As we drove, Patrick told me over his shoulder that his village of ¬Tambura – near southern Sudan’s border with the Central African Republic – “just got network”. In other words, Patrick’s village now has a mobile-phone tower.
Patrick was separated from his ¬parents during Sudan’s 23-year civil war and spent some of his childhood in a refugee camp in northern Uganda. He has not been back to his village for nine years. So for him, the news from Tambura was more than just a sign of development or, in the political science-speak I use as a researcher, of “infrastructure extending to the rural periphery”. It has enabled Patrick to hear his parents’ voices for the first time in almost a decade. He said that both of his parents cried when they heard him.
If I spend too much time speaking with UN officials or socialising with aid worker friends, I can start to think I’m getting a handle on the “situation” in southern Sudan. I know the humanitarian statistics, I know the names of the key politicians and I can rattle off a forecast on the future of southern Sudan after its self-determination referendum set for January 2011.

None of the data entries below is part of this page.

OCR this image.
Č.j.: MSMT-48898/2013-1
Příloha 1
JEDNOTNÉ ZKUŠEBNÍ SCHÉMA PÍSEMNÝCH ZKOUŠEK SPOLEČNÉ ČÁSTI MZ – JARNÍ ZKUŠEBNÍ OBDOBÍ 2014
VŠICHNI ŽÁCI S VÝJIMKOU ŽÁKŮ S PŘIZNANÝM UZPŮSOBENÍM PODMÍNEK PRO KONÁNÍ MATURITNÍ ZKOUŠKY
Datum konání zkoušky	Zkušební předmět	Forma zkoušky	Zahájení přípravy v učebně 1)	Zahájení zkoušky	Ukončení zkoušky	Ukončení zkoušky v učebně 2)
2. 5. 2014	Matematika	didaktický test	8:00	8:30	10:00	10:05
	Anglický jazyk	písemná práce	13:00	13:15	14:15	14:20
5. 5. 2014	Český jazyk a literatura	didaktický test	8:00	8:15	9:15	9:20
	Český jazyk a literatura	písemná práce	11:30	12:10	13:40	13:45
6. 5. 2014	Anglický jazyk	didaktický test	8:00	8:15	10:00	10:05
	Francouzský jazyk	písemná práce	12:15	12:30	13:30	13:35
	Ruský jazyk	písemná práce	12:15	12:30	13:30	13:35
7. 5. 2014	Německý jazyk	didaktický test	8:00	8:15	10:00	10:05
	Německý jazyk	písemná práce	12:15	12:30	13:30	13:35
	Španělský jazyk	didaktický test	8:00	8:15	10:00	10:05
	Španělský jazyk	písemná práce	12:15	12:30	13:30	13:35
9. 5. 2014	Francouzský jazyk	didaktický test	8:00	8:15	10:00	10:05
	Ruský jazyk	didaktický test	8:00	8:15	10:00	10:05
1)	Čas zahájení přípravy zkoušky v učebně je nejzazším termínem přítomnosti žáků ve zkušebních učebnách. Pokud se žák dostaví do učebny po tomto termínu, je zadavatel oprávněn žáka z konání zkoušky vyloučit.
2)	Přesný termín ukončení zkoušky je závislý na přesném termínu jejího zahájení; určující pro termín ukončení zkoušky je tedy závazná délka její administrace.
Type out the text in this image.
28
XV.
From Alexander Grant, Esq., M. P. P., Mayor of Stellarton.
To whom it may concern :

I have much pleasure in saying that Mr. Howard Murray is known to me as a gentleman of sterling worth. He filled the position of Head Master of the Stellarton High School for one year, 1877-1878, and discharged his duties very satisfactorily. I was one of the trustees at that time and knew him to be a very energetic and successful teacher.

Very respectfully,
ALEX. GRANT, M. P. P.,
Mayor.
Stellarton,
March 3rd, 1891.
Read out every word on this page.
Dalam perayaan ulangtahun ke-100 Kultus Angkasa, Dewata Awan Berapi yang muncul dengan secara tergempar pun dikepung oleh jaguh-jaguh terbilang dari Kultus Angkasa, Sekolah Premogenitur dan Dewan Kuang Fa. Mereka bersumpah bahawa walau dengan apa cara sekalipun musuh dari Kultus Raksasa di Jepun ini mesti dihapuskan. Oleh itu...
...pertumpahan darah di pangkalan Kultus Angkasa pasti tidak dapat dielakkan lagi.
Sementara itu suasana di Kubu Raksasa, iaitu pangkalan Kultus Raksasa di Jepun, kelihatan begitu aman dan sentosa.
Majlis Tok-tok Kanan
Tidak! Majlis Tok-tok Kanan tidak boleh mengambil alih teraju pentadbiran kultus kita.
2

But then I have a conversation with someone like Patrick and I realise that I have absolutely no idea. I cannot ¬imagine what it would be like not to speak to my parents for nine years. I cannot imagine what it would be like to have to run from war as a child and to fear a return to war again as an adult. I cannot even imagine what it would be like to drive a motorcycle around hot and dusty Juba all day, because I can take shelter in my air-conditioned apartment inside a fortified compound.
The nonchalant way in which Patrick brought up the incredible news of his reconnection to his parents made me wonder about all the other twists and turns of his life. It will take many more boda rides to hear more of his stories, but I am grateful that he shared this happy one with me.